Previous reports have indicated that with aging, intrinsic brain tissue changes in cellular bioenergetics may hamper the brain's ability to cope with metabolic stress. Therefore, we analyzed the effects of age on neuronal sensitivity to glucose deprivation by monitoring changes in field excitatory postsynaptic potentials (fEPSPs), tissue Po2, and NADH fluorescence imaging in the CA1 region of hippocampal slices obtained from F344 rats (1-2, 3-6, 12-20, and >22 months). Forty minutes of moderate low glucose (2.5 mM) led to approximately 80% decrease of fEPSP amplitudes and NADH decline in all 4 ages that reversed after reintroduction of 10 mM glucose.

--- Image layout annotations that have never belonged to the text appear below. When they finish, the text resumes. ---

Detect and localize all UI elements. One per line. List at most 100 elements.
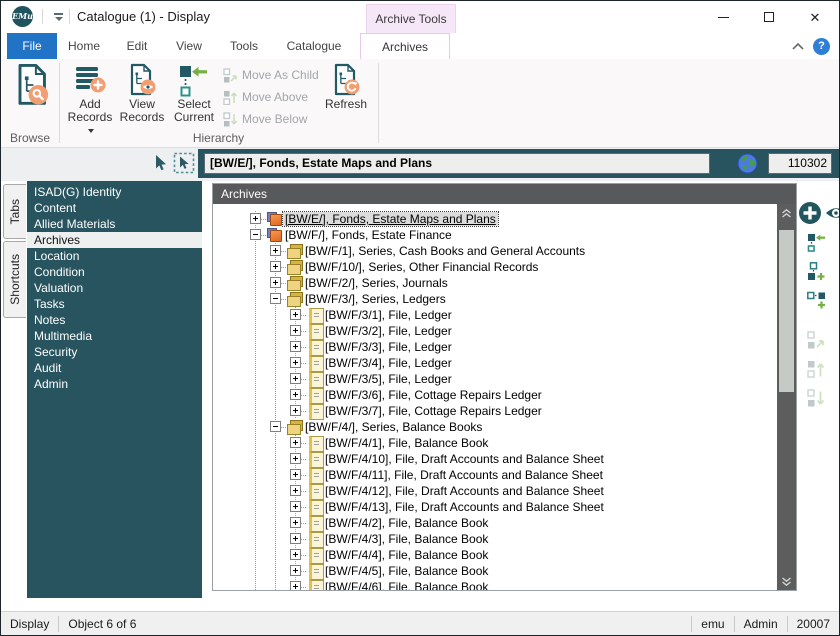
tree-row[interactable]: [BW/F/2/], Series, Journals: [213, 275, 796, 291]
minimize-button[interactable]: [701, 1, 745, 33]
expand-icon[interactable]: [290, 373, 301, 384]
collapse-icon[interactable]: [270, 293, 281, 304]
tree-row-label[interactable]: [BW/F/3/1], File, Ledger: [323, 308, 454, 322]
tab-archives[interactable]: Archives: [360, 33, 450, 59]
tree-row[interactable]: [BW/F/3/6], File, Cottage Repairs Ledger: [213, 387, 796, 403]
tree-row-label[interactable]: [BW/F/], Fonds, Estate Finance: [283, 228, 454, 242]
tree-row[interactable]: [BW/F/4/10], File, Draft Accounts and Ba…: [213, 451, 796, 467]
browse-records-button[interactable]: [7, 62, 55, 130]
customize-quick-access-icon[interactable]: [53, 13, 64, 21]
expand-icon[interactable]: [270, 245, 281, 256]
tab-file[interactable]: File: [7, 33, 57, 59]
view-records-button[interactable]: View Records: [117, 62, 167, 130]
select-current-icon[interactable]: [807, 233, 826, 255]
expand-icon[interactable]: [290, 565, 301, 576]
tree-row[interactable]: [BW/E/], Fonds, Estate Maps and Plans: [213, 211, 796, 227]
tab-catalogue[interactable]: Catalogue: [273, 33, 355, 59]
tree-row[interactable]: [BW/F/], Fonds, Estate Finance: [213, 227, 796, 243]
tab-tools[interactable]: Tools: [215, 33, 273, 59]
select-current-button[interactable]: Select Current: [169, 62, 219, 130]
expand-icon[interactable]: [290, 309, 301, 320]
tree-row[interactable]: [BW/F/3/1], File, Ledger: [213, 307, 796, 323]
sidebar-item-archives[interactable]: Archives: [27, 232, 202, 248]
add-child-icon[interactable]: [807, 262, 826, 284]
sidebar-item-tasks[interactable]: Tasks: [27, 296, 202, 312]
expand-icon[interactable]: [290, 389, 301, 400]
tree-row[interactable]: [BW/F/4/12], File, Draft Accounts and Ba…: [213, 483, 796, 499]
tree-row-label[interactable]: [BW/F/1], Series, Cash Books and General…: [303, 244, 587, 258]
refresh-button[interactable]: Refresh: [321, 62, 371, 130]
tree-row[interactable]: [BW/F/3/2], File, Ledger: [213, 323, 796, 339]
collapse-icon[interactable]: [250, 229, 261, 240]
tree-row-label[interactable]: [BW/F/3/6], File, Cottage Repairs Ledger: [323, 388, 544, 402]
sidebar-item-condition[interactable]: Condition: [27, 264, 202, 280]
sidebar-item-allied-materials[interactable]: Allied Materials: [27, 216, 202, 232]
sidebar-item-security[interactable]: Security: [27, 344, 202, 360]
tree-row-label[interactable]: [BW/F/4/11], File, Draft Accounts and Ba…: [323, 468, 605, 482]
tree-row-label[interactable]: [BW/F/3/], Series, Ledgers: [303, 292, 448, 306]
tree-row-label[interactable]: [BW/F/4/5], File, Balance Book: [323, 564, 490, 578]
collapse-icon[interactable]: [270, 421, 281, 432]
tree-row-label[interactable]: [BW/F/4/3], File, Balance Book: [323, 532, 490, 546]
vertical-tab-shortcuts[interactable]: Shortcuts: [3, 241, 26, 318]
view-record-eye-icon[interactable]: [825, 205, 840, 224]
maximize-button[interactable]: [747, 1, 791, 33]
help-icon[interactable]: ?: [813, 38, 830, 55]
tree-row[interactable]: [BW/F/1], Series, Cash Books and General…: [213, 243, 796, 259]
expand-icon[interactable]: [270, 261, 281, 272]
tree-row-label[interactable]: [BW/F/3/5], File, Ledger: [323, 372, 454, 386]
tree-row-label[interactable]: [BW/F/3/3], File, Ledger: [323, 340, 454, 354]
tree-row[interactable]: [BW/F/4/5], File, Balance Book: [213, 563, 796, 579]
expand-icon[interactable]: [290, 533, 301, 544]
collapse-ribbon-chevron-icon[interactable]: [791, 41, 805, 51]
tree-row[interactable]: [BW/F/4/6], File, Balance Book: [213, 579, 796, 590]
add-sibling-icon[interactable]: [807, 291, 826, 313]
expand-icon[interactable]: [290, 325, 301, 336]
expand-icon[interactable]: [290, 549, 301, 560]
vertical-tab-tabs[interactable]: Tabs: [3, 184, 26, 239]
tree-row[interactable]: [BW/F/4/4], File, Balance Book: [213, 547, 796, 563]
expand-icon[interactable]: [290, 501, 301, 512]
select-pointer-icon[interactable]: [151, 154, 169, 175]
tree-row[interactable]: [BW/F/4/3], File, Balance Book: [213, 531, 796, 547]
tree-row[interactable]: [BW/F/3/], Series, Ledgers: [213, 291, 796, 307]
tab-home[interactable]: Home: [57, 33, 111, 59]
tree-row-label[interactable]: [BW/F/10/], Series, Other Financial Reco…: [303, 260, 540, 274]
expand-icon[interactable]: [270, 277, 281, 288]
tree-row[interactable]: [BW/F/3/7], File, Cottage Repairs Ledger: [213, 403, 796, 419]
tree-row[interactable]: [BW/F/3/5], File, Ledger: [213, 371, 796, 387]
expand-icon[interactable]: [290, 405, 301, 416]
expand-icon[interactable]: [290, 341, 301, 352]
tree-row-label[interactable]: [BW/F/3/7], File, Cottage Repairs Ledger: [323, 404, 544, 418]
select-marquee-icon[interactable]: [173, 152, 195, 177]
tree-row[interactable]: [BW/F/4/], Series, Balance Books: [213, 419, 796, 435]
expand-icon[interactable]: [290, 469, 301, 480]
sidebar-item-admin[interactable]: Admin: [27, 376, 202, 392]
tree-row[interactable]: [BW/F/4/13], File, Draft Accounts and Ba…: [213, 499, 796, 515]
tree-row-label[interactable]: [BW/F/4/13], File, Draft Accounts and Ba…: [323, 500, 606, 514]
expand-icon[interactable]: [290, 517, 301, 528]
tree-row-label[interactable]: [BW/F/3/2], File, Ledger: [323, 324, 454, 338]
add-record-circle-icon[interactable]: [798, 201, 822, 228]
expand-icon[interactable]: [290, 357, 301, 368]
tree-row-label[interactable]: [BW/F/4/12], File, Draft Accounts and Ba…: [323, 484, 606, 498]
expand-icon[interactable]: [290, 453, 301, 464]
expand-icon[interactable]: [290, 485, 301, 496]
tab-view[interactable]: View: [163, 33, 215, 59]
sidebar-item-location[interactable]: Location: [27, 248, 202, 264]
expand-icon[interactable]: [250, 213, 261, 224]
tree-row-label[interactable]: [BW/E/], Fonds, Estate Maps and Plans: [283, 212, 498, 226]
add-records-button[interactable]: Add Records: [65, 62, 115, 130]
tab-edit[interactable]: Edit: [111, 33, 163, 59]
tree-row-label[interactable]: [BW/F/4/2], File, Balance Book: [323, 516, 490, 530]
expand-icon[interactable]: [290, 581, 301, 590]
tree-row[interactable]: [BW/F/10/], Series, Other Financial Reco…: [213, 259, 796, 275]
sidebar-item-notes[interactable]: Notes: [27, 312, 202, 328]
tree-row-label[interactable]: [BW/F/4/6], File, Balance Book: [323, 580, 490, 590]
sidebar-item-content[interactable]: Content: [27, 200, 202, 216]
tree-row-label[interactable]: [BW/F/4/], Series, Balance Books: [303, 420, 484, 434]
tree-row[interactable]: [BW/F/4/1], File, Balance Book: [213, 435, 796, 451]
tree-row[interactable]: [BW/F/4/11], File, Draft Accounts and Ba…: [213, 467, 796, 483]
close-button[interactable]: ✕: [793, 1, 837, 33]
sidebar-item-multimedia[interactable]: Multimedia: [27, 328, 202, 344]
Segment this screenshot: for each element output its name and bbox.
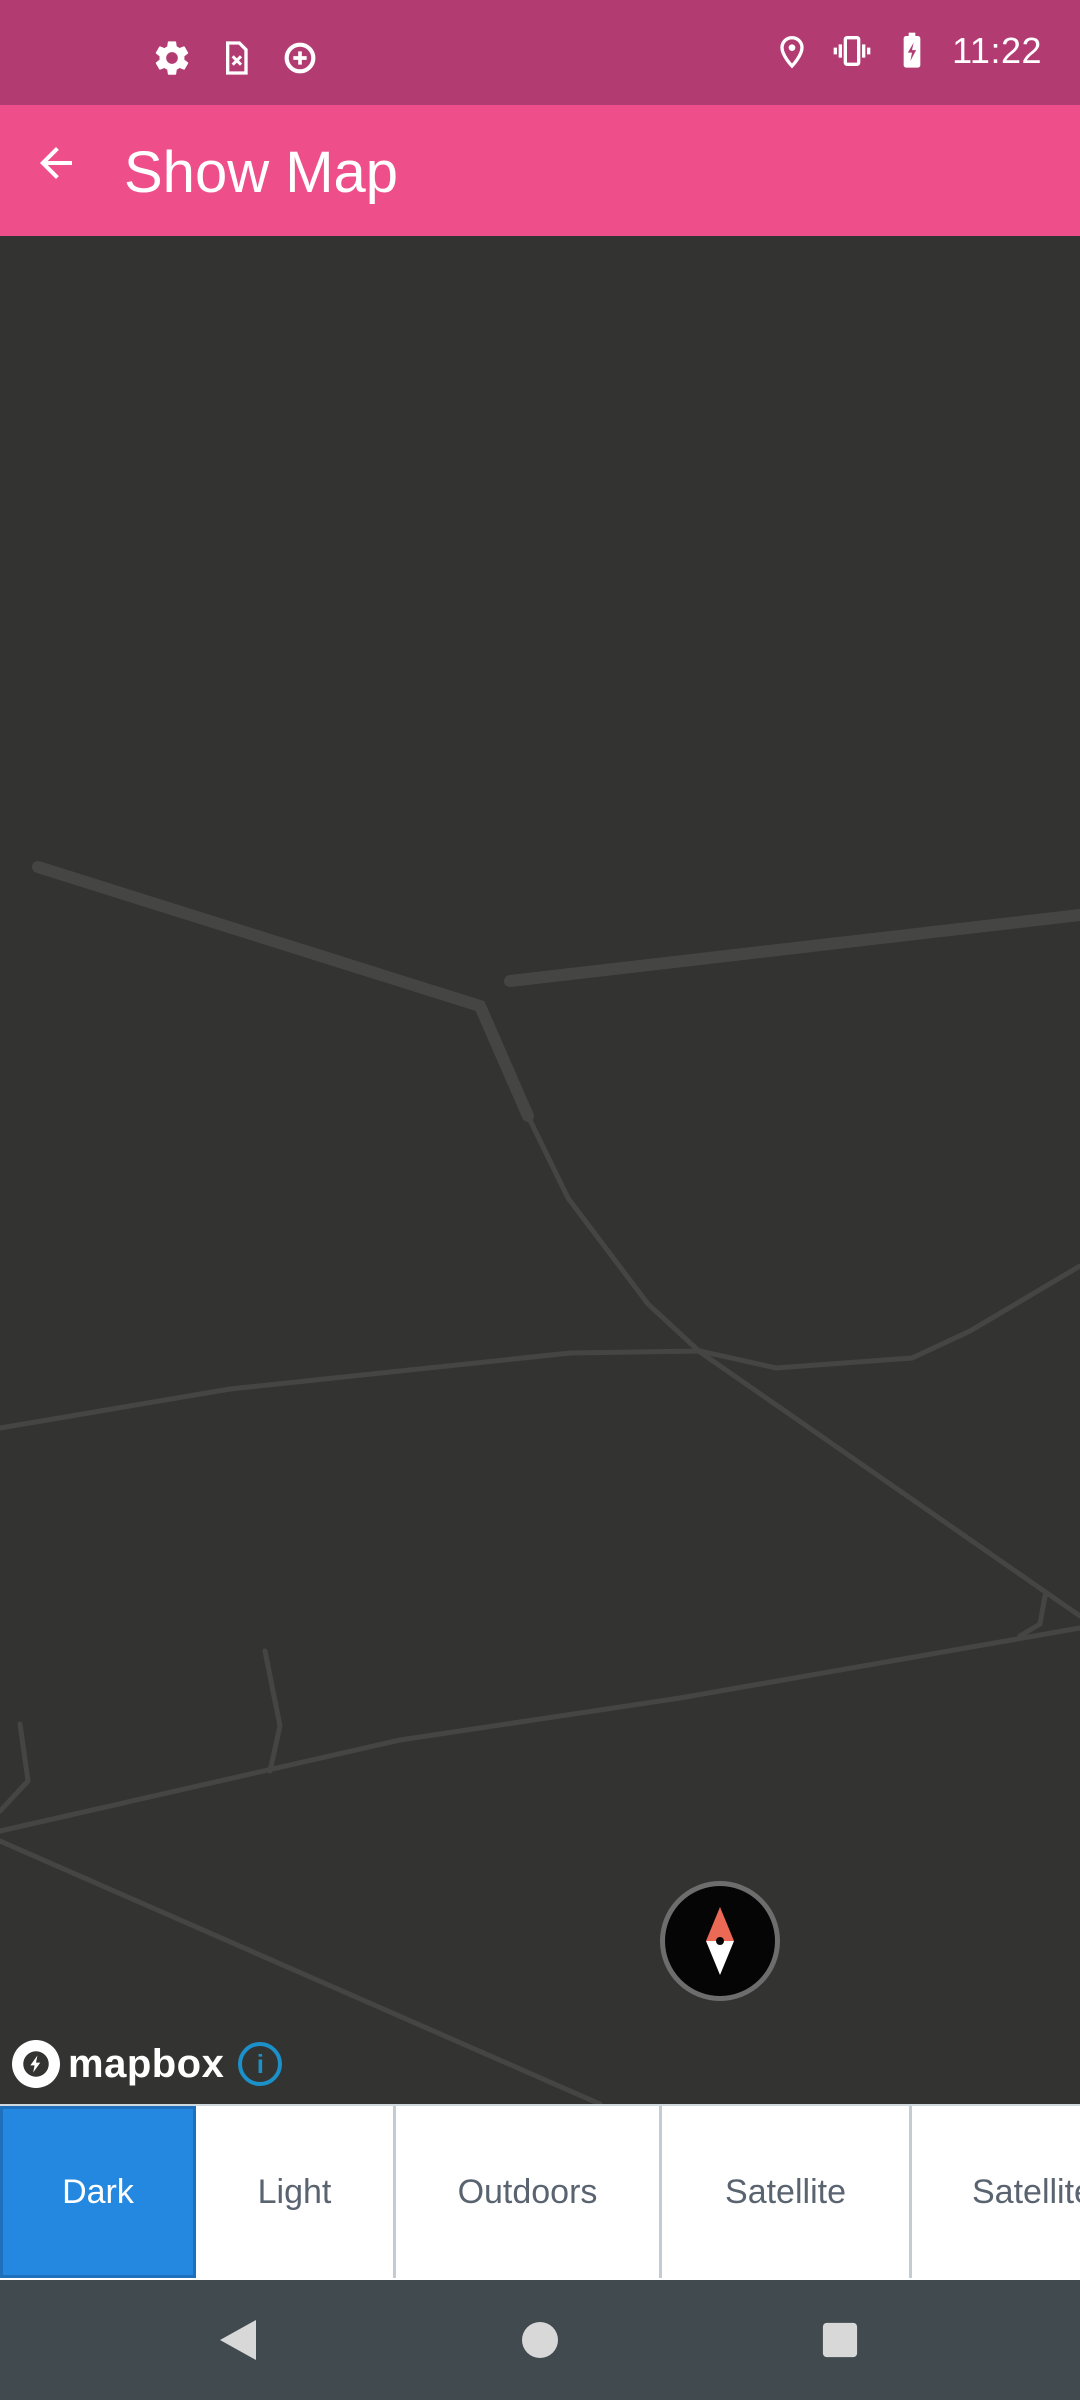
road-minor-7	[1017, 1593, 1048, 1639]
sim-card-x-icon	[226, 41, 248, 75]
road-major-2	[504, 909, 1080, 987]
data-saver-icon	[284, 42, 316, 74]
road-minor-6	[0, 1721, 31, 1814]
mapbox-logo-icon	[12, 2040, 60, 2088]
app-bar: Show Map	[0, 105, 1080, 236]
nav-back-button[interactable]	[208, 2310, 268, 2370]
tab-dark[interactable]: Dark	[0, 2106, 196, 2278]
attribution-info-button[interactable]: i	[238, 2042, 283, 2086]
compass-icon	[706, 1907, 734, 1975]
page-title: Show Map	[124, 140, 399, 205]
compass-button[interactable]	[660, 1881, 780, 2001]
system-nav-bar	[0, 2280, 1080, 2400]
back-button[interactable]	[28, 135, 84, 191]
tab-satellite-streets[interactable]: Satellite	[912, 2106, 1080, 2278]
status-clock: 11:22	[952, 30, 1042, 71]
road-minor-2	[0, 1263, 1080, 1431]
arrow-back-icon	[40, 147, 72, 179]
vibrate-icon	[833, 36, 871, 66]
tab-outdoors[interactable]: Outdoors	[396, 2106, 662, 2278]
tab-light[interactable]: Light	[196, 2106, 396, 2278]
nav-home-button[interactable]	[510, 2310, 570, 2370]
tab-satellite[interactable]: Satellite	[662, 2106, 912, 2278]
map-view[interactable]	[0, 236, 1080, 2104]
map-roads	[0, 861, 1080, 2104]
status-right-icons: 11:22	[772, 30, 1042, 72]
mapbox-attribution: mapbox i	[12, 2040, 283, 2088]
road-minor-3	[0, 1625, 1080, 1834]
road-major-1	[32, 861, 534, 1122]
status-left-icons	[152, 38, 320, 78]
settings-icon	[155, 41, 189, 75]
road-minor-5	[262, 1648, 283, 1774]
mapbox-logo: mapbox	[12, 2040, 224, 2088]
mapbox-wordmark: mapbox	[68, 2041, 225, 2086]
nav-recents-button[interactable]	[810, 2310, 870, 2370]
home-circle-icon	[522, 2322, 558, 2358]
map-style-tabs: Dark Light Outdoors Satellite Satellite	[0, 2104, 1080, 2280]
battery-charging-icon	[903, 32, 921, 68]
recents-square-icon	[822, 2322, 858, 2358]
status-bar: 11:22	[0, 0, 1080, 105]
back-triangle-icon	[220, 2320, 256, 2360]
location-icon	[780, 36, 804, 69]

However, tissue slices from 12 to 20 months and >22-month-old rats were more vulnerable to low glucose: fEPSPs decreased by 50% on average 8 minutes faster compared with younger slices. Tissue oxygen utilization increased after onset of 2.5 mM glucose in all ages of tissue slices, which persisted for 40 minutes in younger tissue slices. But, in older tissue slices the increased oxygen utilization slowly faded and tissue Po2 levels increased toward baseline values after approximately 25 minutes of glucose deprivation. In addition, with age the ability to regenerate NADH after oxidation was diminished. The NAD(+)/NADH ratio remained relatively oxidized after low glucose, even during recovery. In young slices, glycogen levels were stable throughout the exposure to low glucose. In contrast, with aging utilization of glycogen stores was increased during low glucose, particularly in hippocampal slices from >22 months old rats, indicating both inefficient metabolism and increased demand for glucose. Lactate addition (20 mM) improved oxidative metabolism by directly supplementing the mitochondrial NADH pool and maintained fEPSPs in young as well as aged tissue slices, indicating that inefficient metabolism in the aging tissue can be improved by directly enhancing NADH regeneration.